The question occupying all concerned Hong Kong watchers now is where Li would put to work the money he might raise from a possible IPO of AS Watson? For some time, Hong Kong loyalists have been worried about a trend of the city’s all powerful big businessmen looking farther afield as they worry about closer regulation in their home market and increasingly spot tempting bargains in Africa, Europe and the Americas.

The prospect of the ParknShop sale, which realistically was expected to fetch $2.5 billion and unrealistically $4 billion, had provided a lift to deal-hungry M&A bankers in the region. That hope has now transferred to ECM bankers, who have not exactly been working flat out themselves in recent months as the IPO market has flattered to deceive. If the AS Watson IPO were to come to fruition it would be the largest equity flotation in Asia in three years. During that time, several potentially market-defining transactions have been cancelled or postponed as geopolitical concerns have made for choppy trading conditions and uncertain investor sentiment surrounding new listings.

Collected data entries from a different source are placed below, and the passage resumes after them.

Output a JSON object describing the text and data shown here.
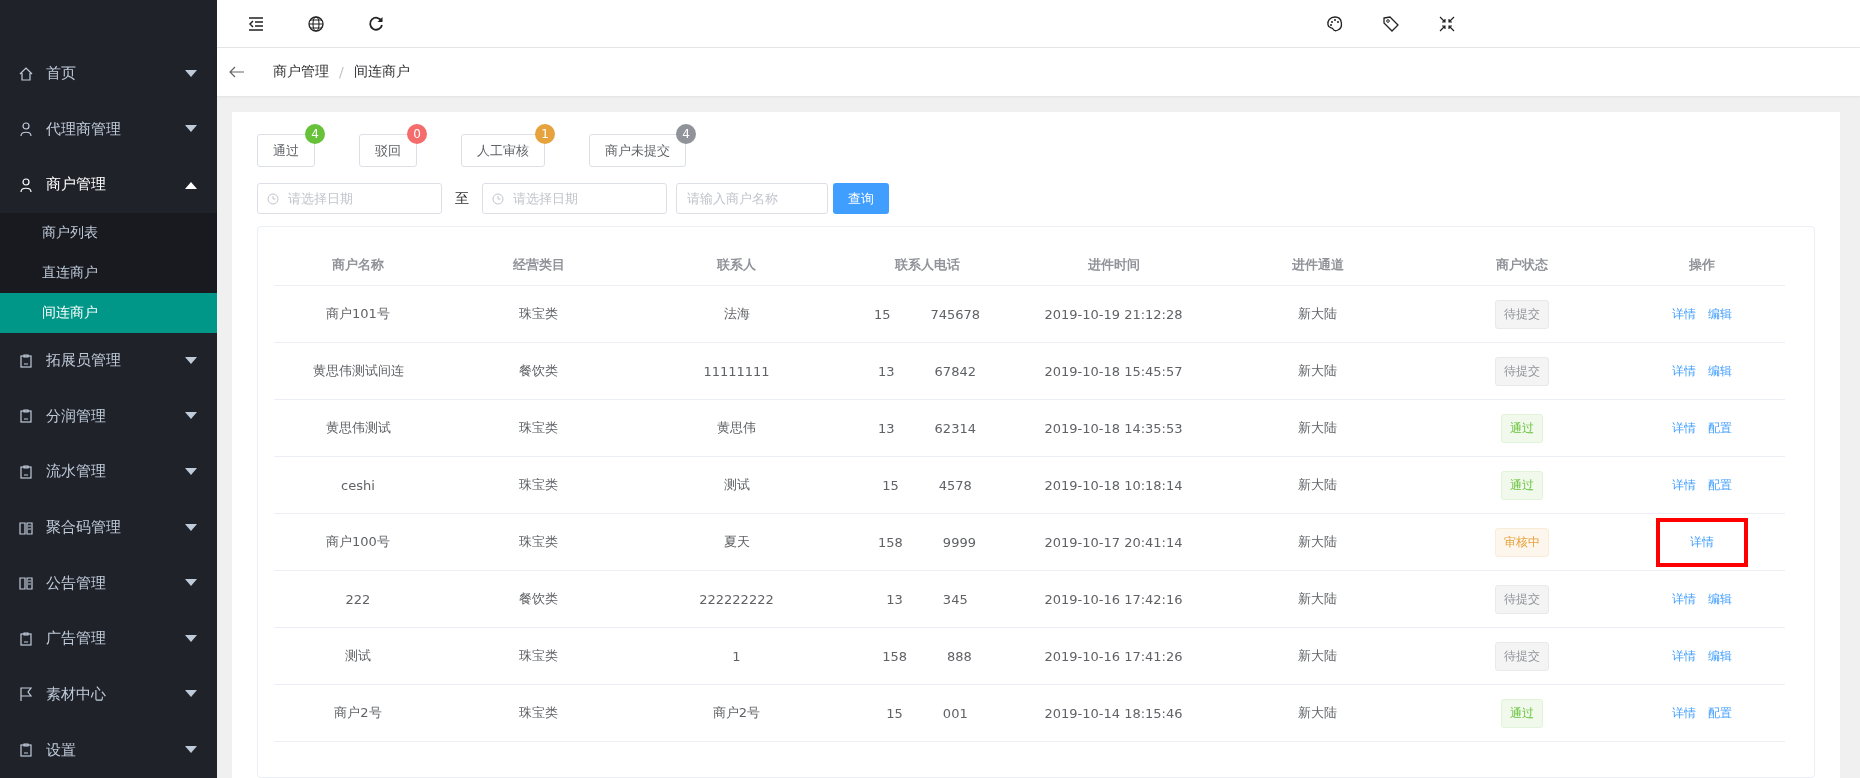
{
  "sidebar": {
    "items": [
      {
        "label": "首页",
        "expanded": false
      },
      {
        "label": "代理商管理",
        "expanded": false
      },
      {
        "label": "商户管理",
        "expanded": true,
        "children": [
          {
            "label": "商户列表",
            "selected": false
          },
          {
            "label": "直连商户",
            "selected": false
          },
          {
            "label": "间连商户",
            "selected": true
          }
        ]
      },
      {
        "label": "拓展员管理",
        "expanded": false
      },
      {
        "label": "分润管理",
        "expanded": false
      },
      {
        "label": "流水管理",
        "expanded": false
      },
      {
        "label": "聚合码管理",
        "expanded": false
      },
      {
        "label": "公告管理",
        "expanded": false
      },
      {
        "label": "广告管理",
        "expanded": false
      },
      {
        "label": "素材中心",
        "expanded": false
      },
      {
        "label": "设置",
        "expanded": false
      }
    ]
  },
  "breadcrumb": {
    "items": [
      "商户管理",
      "间连商户"
    ],
    "separator": "/"
  },
  "status_tabs": [
    {
      "label": "通过",
      "count": "4",
      "color": "#67c23a"
    },
    {
      "label": "驳回",
      "count": "0",
      "color": "#f56c6c"
    },
    {
      "label": "人工审核",
      "count": "1",
      "color": "#e6a23c"
    },
    {
      "label": "商户未提交",
      "count": "4",
      "color": "#909399"
    }
  ],
  "filters": {
    "start_date": {
      "placeholder": "请选择日期"
    },
    "separator": "至",
    "end_date": {
      "placeholder": "请选择日期"
    },
    "name": {
      "placeholder": "请输入商户名称"
    },
    "search_button": "查询"
  },
  "table": {
    "columns": [
      "商户名称",
      "经营类目",
      "联系人",
      "联系人电话",
      "进件时间",
      "进件通道",
      "商户状态",
      "操作"
    ],
    "rows": [
      {
        "name": "商户101号",
        "category": "珠宝类",
        "contact": "法海",
        "phone_start": "15",
        "phone_end": "745678",
        "time": "2019-10-19 21:12:28",
        "channel": "新大陆",
        "status": "待提交",
        "kind": "pending",
        "actions": [
          "详情",
          "编辑"
        ],
        "highlighted": false
      },
      {
        "name": "黄思伟测试间连",
        "category": "餐饮类",
        "contact": "11111111",
        "phone_start": "13",
        "phone_end": "67842",
        "time": "2019-10-18 15:45:57",
        "channel": "新大陆",
        "status": "待提交",
        "kind": "pending",
        "actions": [
          "详情",
          "编辑"
        ],
        "highlighted": false
      },
      {
        "name": "黄思伟测试",
        "category": "珠宝类",
        "contact": "黄思伟",
        "phone_start": "13",
        "phone_end": "62314",
        "time": "2019-10-18 14:35:53",
        "channel": "新大陆",
        "status": "通过",
        "kind": "passed",
        "actions": [
          "详情",
          "配置"
        ],
        "highlighted": false
      },
      {
        "name": "ceshi",
        "category": "珠宝类",
        "contact": "测试",
        "phone_start": "15",
        "phone_end": "4578",
        "time": "2019-10-18 10:18:14",
        "channel": "新大陆",
        "status": "通过",
        "kind": "passed",
        "actions": [
          "详情",
          "配置"
        ],
        "highlighted": false
      },
      {
        "name": "商户100号",
        "category": "珠宝类",
        "contact": "夏天",
        "phone_start": "158",
        "phone_end": "9999",
        "time": "2019-10-17 20:41:14",
        "channel": "新大陆",
        "status": "审核中",
        "kind": "reviewing",
        "actions": [
          "详情"
        ],
        "highlighted": true
      },
      {
        "name": "222",
        "category": "餐饮类",
        "contact": "222222222",
        "phone_start": "13",
        "phone_end": "345",
        "time": "2019-10-16 17:42:16",
        "channel": "新大陆",
        "status": "待提交",
        "kind": "pending",
        "actions": [
          "详情",
          "编辑"
        ],
        "highlighted": false
      },
      {
        "name": "测试",
        "category": "珠宝类",
        "contact": "1",
        "phone_start": "158",
        "phone_end": "888",
        "time": "2019-10-16 17:41:26",
        "channel": "新大陆",
        "status": "待提交",
        "kind": "pending",
        "actions": [
          "详情",
          "编辑"
        ],
        "highlighted": false
      },
      {
        "name": "商户2号",
        "category": "珠宝类",
        "contact": "商户2号",
        "phone_start": "15",
        "phone_end": "001",
        "time": "2019-10-14 18:15:46",
        "channel": "新大陆",
        "status": "通过",
        "kind": "passed",
        "actions": [
          "详情",
          "配置"
        ],
        "highlighted": false
      }
    ]
  }
}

AS Watson is part of Hutchison Whampoa, the investment holding company of Li’s Cheung Kong Group. Li’s empire also stretches to ports, property and mobile phones.

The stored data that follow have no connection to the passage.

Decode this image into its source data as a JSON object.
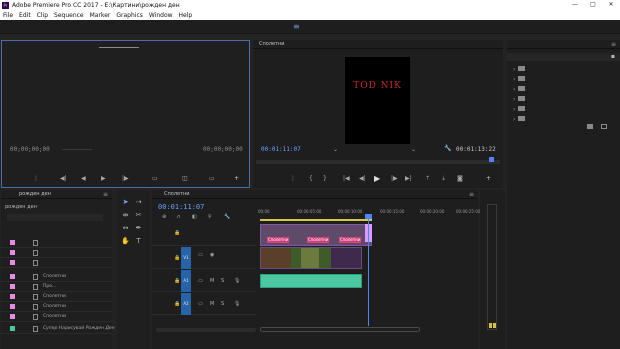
{
  "window": {
    "title": "Adobe Premiere Pro CC 2017 - E:\\Картини\\рожден ден",
    "app_badge": "Pr",
    "min_glyph": "—",
    "max_glyph": "□",
    "close_glyph": "✕"
  },
  "menu": [
    "File",
    "Edit",
    "Clip",
    "Sequence",
    "Marker",
    "Graphics",
    "Window",
    "Help"
  ],
  "source_monitor": {
    "timecode_in": "00;00;00;00",
    "timecode_out": "00;00;00;00",
    "add_glyph": "+"
  },
  "program_monitor": {
    "tab": "Сполетни",
    "overlay_text": "TOD NIK",
    "timecode_current": "00:01:11:07",
    "timecode_duration": "00:01:13:22",
    "add_glyph": "+"
  },
  "project_panel": {
    "title": "рожден ден",
    "subtitle": "рожден ден",
    "rows": [
      {
        "label": ""
      },
      {
        "label": ""
      },
      {
        "label": ""
      },
      {
        "label": "Сполетни"
      },
      {
        "label": "Про..."
      },
      {
        "label": "Сполетни"
      },
      {
        "label": "Сполетни"
      },
      {
        "label": "Сполетни"
      },
      {
        "label": "Супер Нарисувай Рожден Ден"
      }
    ]
  },
  "timeline": {
    "tab": "Сполетни",
    "timecode": "00:01:11:07",
    "ruler": [
      "00:00",
      "00:00:05:00",
      "00:00:10:00",
      "00:00:15:00",
      "00:00:20:00",
      "00:00:25:00"
    ],
    "track_names": [
      "V1",
      "A1",
      "A2"
    ],
    "clip_labels": [
      "Сполетни",
      "Сполетни",
      "Сполетни"
    ],
    "track_letter_m": "M",
    "track_letter_s": "S"
  },
  "colors": {
    "accent_blue": "#4f83ff",
    "label_pink": "#e48be3",
    "audio_green": "#4bc8a1"
  }
}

News of the possible IPO, which analysts said would almost certainly take place on the Hong Kong Exchange, will come as a relief to those worried after Chinese internet company Alibaba, long seen as the IPO that was going to save the year (or early part of next year) for ECM bankers, now looks unlikely to happen before the start of 2014, if it happens in Hong Kong at all.

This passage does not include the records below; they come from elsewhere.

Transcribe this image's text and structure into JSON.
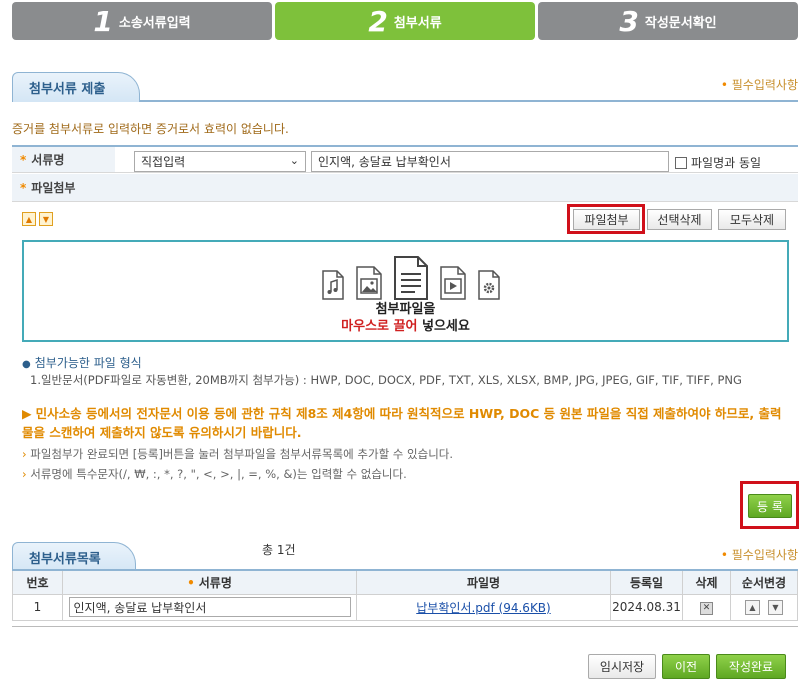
{
  "steps": [
    {
      "num": "1",
      "label": "소송서류입력"
    },
    {
      "num": "2",
      "label": "첨부서류"
    },
    {
      "num": "3",
      "label": "작성문서확인"
    }
  ],
  "section1": {
    "title": "첨부서류 제출",
    "required_note": "필수입력사항"
  },
  "notice": "증거를 첨부서류로 입력하면 증거로서 효력이 없습니다.",
  "doc_name_row": {
    "label": "서류명",
    "select_value": "직접입력",
    "input_value": "인지액, 송달료 납부확인서",
    "checkbox_label": "파일명과 동일"
  },
  "attach_row": {
    "label": "파일첨부"
  },
  "buttons": {
    "attach": "파일첨부",
    "delete_selected": "선택삭제",
    "delete_all": "모두삭제",
    "register": "등 록"
  },
  "dropzone": {
    "line1": "첨부파일을",
    "line2_red": "마우스로 끌어",
    "line2_rest": " 넣으세요"
  },
  "formats": {
    "title": "첨부가능한 파일 형식",
    "line": "1.일반문서(PDF파일로 자동변환, 20MB까지 첨부가능) : HWP, DOC, DOCX, PDF, TXT, XLS, XLSX, BMP, JPG, JPEG, GIF, TIF, TIFF, PNG"
  },
  "warning": "민사소송 등에서의 전자문서 이용 등에 관한 규칙 제8조 제4항에 따라 원칙적으로 HWP, DOC 등 원본 파일을 직접 제출하여야 하므로, 출력물을 스캔하여 제출하지 않도록 유의하시기 바랍니다.",
  "info1": "파일첨부가 완료되면 [등록]버튼을 눌러 첨부파일을 첨부서류목록에 추가할 수 있습니다.",
  "info2": "서류명에 특수문자(/, ₩, :, *, ?, \", <, >, |, =, %, &)는 입력할 수 없습니다.",
  "section2": {
    "title": "첨부서류목록",
    "count": "총 1건",
    "required_note": "필수입력사항"
  },
  "table": {
    "headers": {
      "no": "번호",
      "doc_name": "서류명",
      "file_name": "파일명",
      "date": "등록일",
      "delete": "삭제",
      "order": "순서변경"
    },
    "rows": [
      {
        "no": "1",
        "doc_name": "인지액, 송달료 납부확인서",
        "file_name": "납부확인서.pdf (94.6KB)",
        "date": "2024.08.31"
      }
    ]
  },
  "footer": {
    "temp_save": "임시저장",
    "prev": "이전",
    "complete": "작성완료"
  },
  "colors": {
    "active_step": "#7ec13b",
    "inactive_step": "#8a8c8e",
    "highlight": "#d0101a",
    "accent_blue": "#2d5f8c"
  }
}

Alibaba was founded in 1999 by billionaire Jack Ma and at one point an IPO that might raise up to $15 billion looked certain to happen in Hong Kong. The problem was that in spite of publicly offering shares, the partners of the firm essentially wanted to retain control of the board after the sale. At that point they would own only about 13% of the company. Hong Kong regulators were initially having none of it, saying the partnership structure would disenfranchise holders of common shares. That stance seems to have softened more recently. Some senior Alibaba executives had previously said the model was meant to preserve the culture at the company. The Alibaba partners might like to wait and see how the much-hyped IPO of social network Twitter performs in the US before deciding the timing of its own offering. The NYSE and Nasdaq are both thought to have been in the running to win Alibaba’s debut. Alibaba has been valued by investment bankers at as much as $120 billion, although some see a more conservative valuation of $75 billion. Some estimates have said it might be worth as much a $500 billion as soon as 2015.